Opinión

Seguridad alimentaria en un escenario de guerra

Recientemente Finlandia y Suecia anunciaron su decisión de solicitar el ingreso de sus países a la Organización del Tratado del Atlántico Norte (OTAN), cruzando una línea que en varias ocasiones Rusia ha expresado respondería con “pasos de retaliación”. Mientras tanto, en el epicentro del conflicto Rusia-Occidente, la guerra en Ucrania continúa y todo indica que será más larga de lo originalmente previsto.

Esta creciente tensión geopolítica presiona aún más los precios de los combustibles y los alimentos, y cada país empieza a tomar medidas para combatir la inflación. Dentro del conjunto de medidas posibles, hay una en particular que calma temporalmente el aumento de precios, pero que genera serios problemas para el comercio mundial: restricción o aumento de impuesto a las exportaciones.

Limitar las exportaciones, aunque popular en los inicios, desestabiliza el comercio internacional, reduce la oferta agregada y genera mayores aumentos en los precios internacionales de las materias primas. Estos nuevos aumentos crean mayor incentivo a que los países productores limiten las exportaciones, y con esto se genera un círculo vicioso que podría poner en peligro la seguridad alimentaria.
De hecho, Indonesia ha puesto restricciones a las exportaciones de aceite de palma, mientras que India prohibió las exportaciones de trigo, por solo citar dos ejemplos. Según el Instituto de Investigación de Política Alimentaria (IFPRI), ya 20 países han limitado las exportaciones de bienes desde que inició la guerra. En el futuro, puede que un mayor número de países opte por este tipo de disrupciones al comercio internacional.

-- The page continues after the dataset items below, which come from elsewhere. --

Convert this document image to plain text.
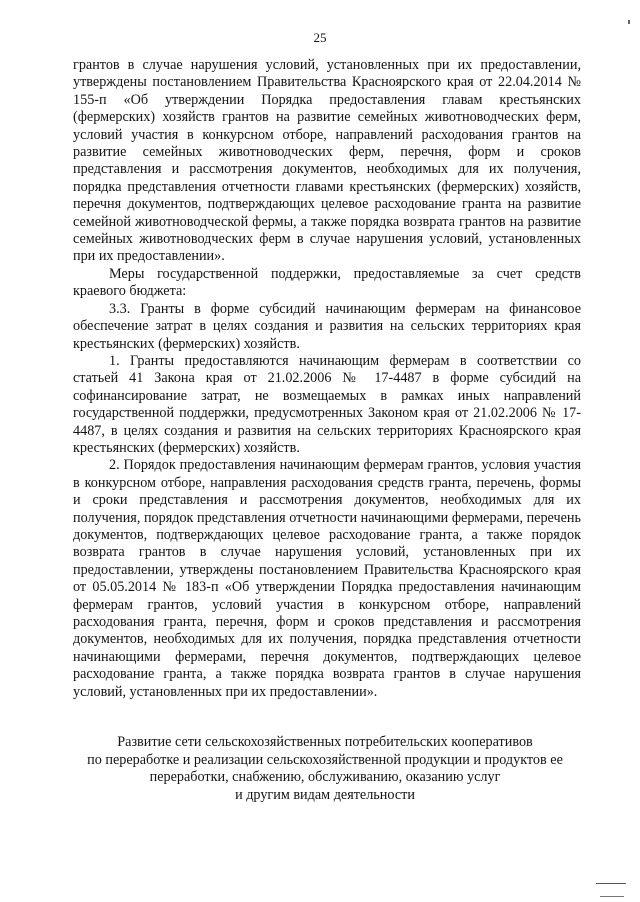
25

грантов в случае нарушения условий, установленных при их предоставлении, утверждены постановлением Правительства Красноярского края от 22.04.2014 № 155-п «Об утверждении Порядка предоставления главам крестьянских (фермерских) хозяйств грантов на развитие семейных животноводческих ферм, условий участия в конкурсном отборе, направлений расходования грантов на развитие семейных животноводческих ферм, перечня, форм и сроков представления и рассмотрения документов, необходимых для их получения, порядка представления отчетности главами крестьянских (фермерских) хозяйств, перечня документов, подтверждающих целевое расходование гранта на развитие семейной животноводческой фермы, а также порядка возврата грантов на развитие семейных животноводческих ферм в случае нарушения условий, установленных при их предоставлении».

Меры государственной поддержки, предоставляемые за счет средств краевого бюджета:

3.3. Гранты в форме субсидий начинающим фермерам на финансовое обеспечение затрат в целях создания и развития на сельских территориях края крестьянских (фермерских) хозяйств.

1. Гранты предоставляются начинающим фермерам в соответствии со статьей 41 Закона края от 21.02.2006 № 17-4487 в форме субсидий на софинансирование затрат, не возмещаемых в рамках иных направлений государственной поддержки, предусмотренных Законом края от 21.02.2006 № 17-4487, в целях создания и развития на сельских территориях Красноярского края крестьянских (фермерских) хозяйств.

2. Порядок предоставления начинающим фермерам грантов, условия участия в конкурсном отборе, направления расходования средств гранта, перечень, формы и сроки представления и рассмотрения документов, необходимых для их получения, порядок представления отчетности начинающими фермерами, перечень документов, подтверждающих целевое расходование гранта, а также порядок возврата грантов в случае нарушения условий, установленных при их предоставлении, утверждены постановлением Правительства Красноярского края от 05.05.2014 № 183-п «Об утверждении Порядка предоставления начинающим фермерам грантов, условий участия в конкурсном отборе, направлений расходования гранта, перечня, форм и сроков представления и рассмотрения документов, необходимых для их получения, порядка представления отчетности начинающими фермерами, перечня документов, подтверждающих целевое расходование гранта, а также порядка возврата грантов в случае нарушения условий, установленных при их предоставлении».

Развитие сети сельскохозяйственных потребительских кооперативов
по переработке и реализации сельскохозяйственной продукции и продуктов ее
переработки, снабжению, обслуживанию, оказанию услуг
и другим видам деятельности
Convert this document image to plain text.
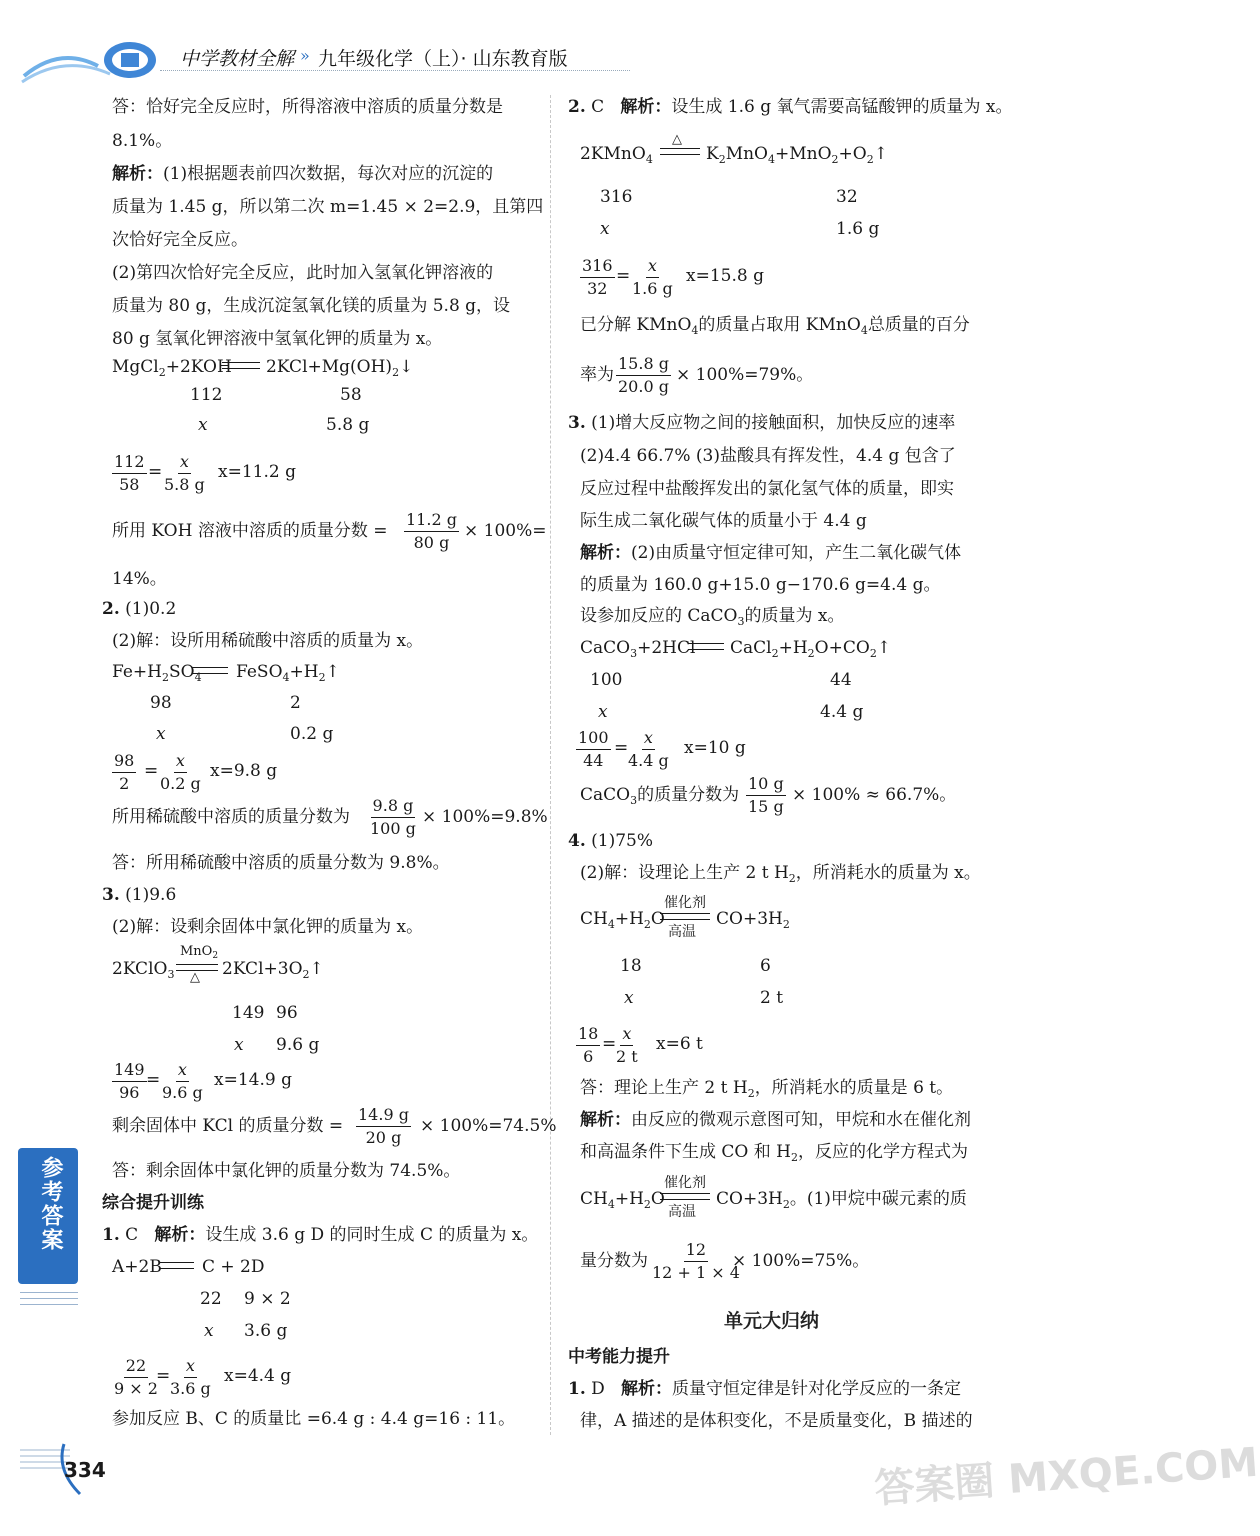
中学教材全解 » 九年级化学（上）· 山东教育版
答：恰好完全反应时，所得溶液中溶质的质量分数是
8.1%。
解析：(1)根据题表前四次数据，每次对应的沉淀的
质量为 1.45 g，所以第二次 m=1.45 × 2=2.9，且第四
次恰好完全反应。
(2)第四次恰好完全反应，此时加入氢氧化钾溶液的
质量为 80 g，生成沉淀氢氧化镁的质量为 5.8 g，设
80 g 氢氧化钾溶液中氢氧化钾的质量为 x。
MgCl$_2$+2KOH $2KCl+Mg(OH)_2↓$
112	58
x	5.8 g
$\frac{112}{58} = \frac{x}{5.8 g} x=11.2$ g
所用 KOH 溶液中溶质的质量分数 = $\frac{11.2 g}{80 g} \times 100\%=$
14%。
2. (1)0.2
(2)解：设所用稀硫酸中溶质的质量为 x。
$Fe+H_2SO_4$ $FeSO_4+H_2↑$
98	2
x	0.2 g
$\frac{98}{2} = \frac{x}{0.2 g} x=9.8$ g
所用稀硫酸中溶质的质量分数为 $\frac{9.8 g}{100 g} \times 100\%=9.8\%$
答：所用稀硫酸中溶质的质量分数为 9.8%。
3. (1)9.6
(2)解：设剩余固体中氯化钾的质量为 x。
2KClO$_3$
MnO$_2$
△ $2KCl+3O_2↑$
149 96
x 9.6 g
$\frac{149}{96} = \frac{x}{9.6 g} x=14.9$ g
剩余固体中 KCl 的质量分数 = $\frac{14.9 g}{20 g} \times 100\%=74.5\%$
答：剩余固体中氯化钾的质量分数为 74.5%。
综合提升训练
1. C 解析：设生成 3.6 g D 的同时生成 C 的质量为 x。
A+2B C + 2D
22 9 × 2
x 3.6 g
$\frac{22}{9 \times 2}$
=
$\frac{x}{3.6 g} x=4.4$ g
参加反应 B、C 的质量比 =6.4 g : 4.4 g=16 : 11。
参考答案
334
2. C 解析：设生成 1.6 g 氧气需要高锰酸钾的质量为 x。
2KMnO$_4$
△
$K_2MnO_4+MnO_2+O_2↑$
316	32
x	1.6 g
$\frac{316}{32} = \frac{x}{1.6 g} x=15.8$ g
已分解 KMnO$_4$的质量占取用 KMnO$_4$总质量的百分
率为 $\frac{15.8 g}{20.0 g} \times 100\%=79\%$。
3. (1)增大反应物之间的接触面积，加快反应的速率
(2)4.4 66.7% (3)盐酸具有挥发性，4.4 g 包含了
反应过程中盐酸挥发出的氯化氢气体的质量，即实
际生成二氧化碳气体的质量小于 4.4 g
解析：(2)由质量守恒定律可知，产生二氧化碳气体
的质量为 160.0 g+15.0 g−170.6 g=4.4 g。
设参加反应的 CaCO$_3$的质量为 x。
CaCO$_3$+2HCl $CaCl_2+H_2O+CO_2↑$
100	44
x	4.4 g
$\frac{100}{44}$ =
$\frac{x}{4.4 g} x=10$ g
CaCO$_3$的质量分数为 $\frac{10 g}{15 g} \times 100\% \approx 66.7\%$。
4. (1)75%
(2)解：设理论上生产 2 t $H_2$，所消耗水的质量为 x。
$CH_4+H_2O$
催化剂
高温
$CO+3H_2$
18	6
x	2 t
$\frac{18}{6}$ =
$\frac{x}{2 t} x=6$ t
答：理论上生产 2 t $H_2$，所消耗水的质量是 6 t。
解析：由反应的微观示意图可知，甲烷和水在催化剂
和高温条件下生成 CO 和 $H_2$，反应的化学方程式为
$CH_4+H_2O$
催化剂
高温
$CO+3H_2$。(1)甲烷中碳元素的质
量分数为 $\frac{12}{12 + 1 \times 4}$
× 100%=75%。
单元大归纳
中考能力提升
1. D 解析：质量守恒定律是针对化学反应的一条定
律，A 描述的是体积变化，不是质量变化，B 描述的
答案圈 MXQE.COM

La pérdida de las cosechas de Ucrania, las dificultades para el comercio internacional de productos rusos, la extensión del conflicto Rusia-Occidente y las auto-impuestas limitaciones a las exportaciones de algunos países, pudieran generar mayores aumentos de precios de las materias primas y poner en peligro la seguridad alimentaria mundial. Al respecto, varios organismos internacionales como la FAO y el FMI han advertido recientemente sobre los riesgos de una “crisis alimentaria”, y los más afectados serían los países importadores netos de materias primas, como la República Dominicana.

Este escenario cada vez má complejo no quiere decir que hay una crisis “a la puerta de la esquina” y que debemos entrar en pánico, pero sí indica que como país debemos iniciar una adecuada gestión de riesgos, prever todos los escenarios posibles (incluyendo el peor escenario) y tomar con tiempo las medidas preventivas de lugar.

Algo similar ocurre cuando compramos un seguro de vehículo, pagamos dicho seguro no porque estemos convencidos de que nos va a ocurrir un accidente, sino porque en caso de una eventual tragedia, sale menos costoso y más conveniente estar asegurado.

En ese sentido, el equipo económico del gobierno ha tomado algunas medidas precautorias que han sido beneficiosas. Por un lado, el seguro de precios del gas natural adquirido por el Ministerio de Hacienda en 2021 ha mitigado el alza de los precios del gas, mientras que las altas reservas internacionales del Banco Central fortalecen la capacidad de la economía de enfrentar aumentos en los precios de las importaciones. Aunque esto es positivo, es insuficiente, pues la clave está en la política agropecuaria.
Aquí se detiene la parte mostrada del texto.